Berry phase for optical wavepacket propagation in deformed photonic crystals

We develop a theory for a trajectory of an optical wavepacket propagating through a photonic crystal with a deformation $[1]$. Naively one might expect that the trajectory of an optical beam is always perpendicular to the wave front, which is expected in a conventional geometrical optics derived from Fermat's principle. We reveal an anomalous behavior of such electromagnetic beams beyond this naive expectation. We derive a set of equations motion which includes multiple scatterings and a geometrical phase called Berry phase associated with the wave dynamics. We find that such a Berry phase correction to geometrical optics gives rise to a shift of the center position of an wavepacket. Remarkably, at the edge of a photonic band gap, such a coordinate shift is enhanced by a factor $\omega / \Delta \omega$, where $\omega$ is a frequency of light and $\Delta \omega$ is a size of a photonic band gap.

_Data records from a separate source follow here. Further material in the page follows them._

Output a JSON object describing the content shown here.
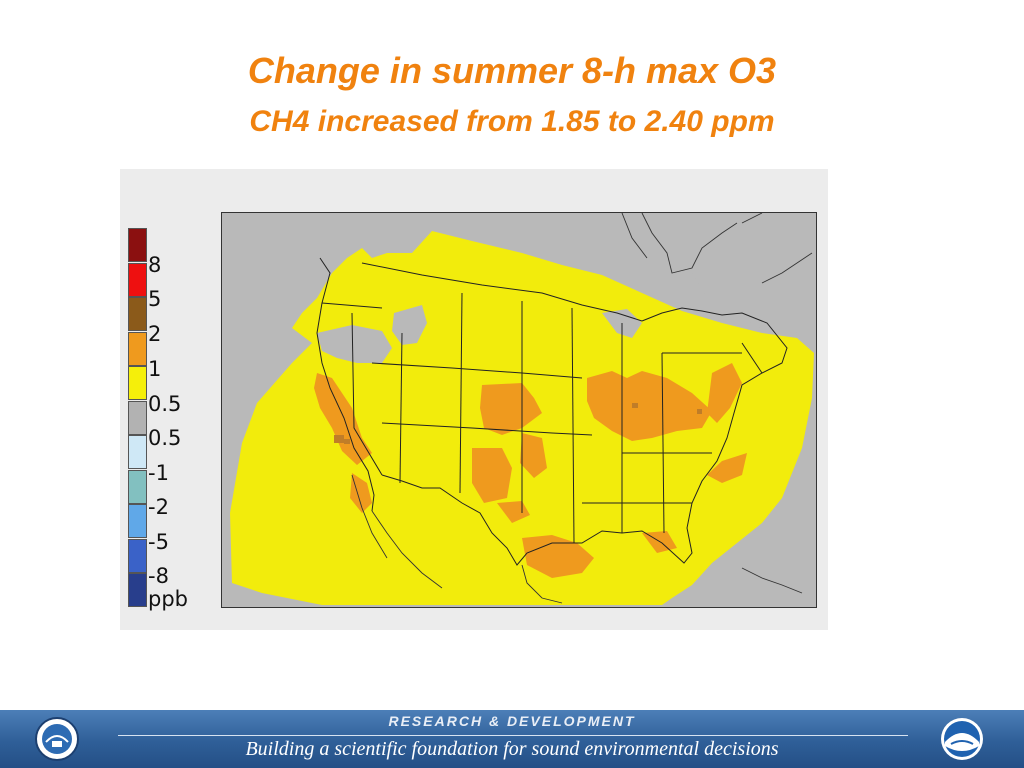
{
  "title": {
    "main": "Change in summer 8-h max O3",
    "sub": "CH4 increased from 1.85 to 2.40 ppm"
  },
  "legend": {
    "unit": "ppb",
    "entries": [
      {
        "label": "",
        "color": "#8b1010"
      },
      {
        "label": "8",
        "color": "#ee1010"
      },
      {
        "label": "5",
        "color": "#8b5a1a"
      },
      {
        "label": "2",
        "color": "#ef9a1e"
      },
      {
        "label": "1",
        "color": "#f5ef0a"
      },
      {
        "label": "0.5",
        "color": "#b2b2b2"
      },
      {
        "label": "0.5",
        "color": "#cfe8f6"
      },
      {
        "label": "-1",
        "color": "#82c0c0"
      },
      {
        "label": "-2",
        "color": "#60a8e8"
      },
      {
        "label": "-5",
        "color": "#3a62c8"
      },
      {
        "label": "-8",
        "color": "#283e8c"
      }
    ]
  },
  "map": {
    "region": "Continental United States",
    "colors": {
      "no_change": "#b9b9b9",
      "low": "#f2ec0c",
      "mid": "#ef9a1e",
      "high": "#c07d28",
      "outline": "#222222"
    }
  },
  "footer": {
    "top": "RESEARCH & DEVELOPMENT",
    "bottom": "Building a scientific foundation for sound environmental decisions",
    "left_logo": "epa-seal-icon",
    "right_logo": "noaa-logo-icon"
  }
}
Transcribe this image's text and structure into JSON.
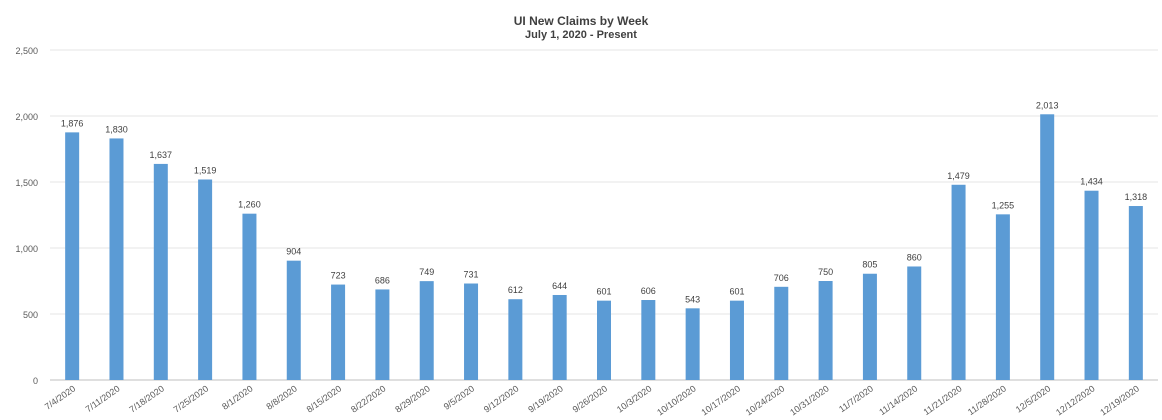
{
  "chart_data": {
    "type": "bar",
    "title": "UI New Claims by Week",
    "subtitle": "July 1, 2020 - Present",
    "xlabel": "",
    "ylabel": "",
    "ylim": [
      0,
      2500
    ],
    "yticks": [
      0,
      500,
      1000,
      1500,
      2000,
      2500
    ],
    "ytick_labels": [
      "0",
      "500",
      "1,000",
      "1,500",
      "2,000",
      "2,500"
    ],
    "grid": true,
    "legend": "none",
    "bar_color": "#5B9BD5",
    "categories": [
      "7/4/2020",
      "7/11/2020",
      "7/18/2020",
      "7/25/2020",
      "8/1/2020",
      "8/8/2020",
      "8/15/2020",
      "8/22/2020",
      "8/29/2020",
      "9/5/2020",
      "9/12/2020",
      "9/19/2020",
      "9/26/2020",
      "10/3/2020",
      "10/10/2020",
      "10/17/2020",
      "10/24/2020",
      "10/31/2020",
      "11/7/2020",
      "11/14/2020",
      "11/21/2020",
      "11/28/2020",
      "12/5/2020",
      "12/12/2020",
      "12/19/2020"
    ],
    "values": [
      1876,
      1830,
      1637,
      1519,
      1260,
      904,
      723,
      686,
      749,
      731,
      612,
      644,
      601,
      606,
      543,
      601,
      706,
      750,
      805,
      860,
      1479,
      1255,
      2013,
      1434,
      1318
    ],
    "value_labels": [
      "1,876",
      "1,830",
      "1,637",
      "1,519",
      "1,260",
      "904",
      "723",
      "686",
      "749",
      "731",
      "612",
      "644",
      "601",
      "606",
      "543",
      "601",
      "706",
      "750",
      "805",
      "860",
      "1,479",
      "1,255",
      "2,013",
      "1,434",
      "1,318"
    ]
  }
}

An amount of the enhancement factor is $\omega / \Delta \omega \sim 10$ or $\sim 10^2$ for photonic crystals. Especially, in the case of an x-ray dynamical diffraction, the factor can be $\omega / \Delta \omega \sim 10^6$, which implies that an atomic crystal deformation gives a macroscopic shift of a wavepacket.\\ $[1]$ K. Sawada, S. Murakami and N. Nagaosa, Phys. Rev. Lett. \textbf{96}, 154802 (2006).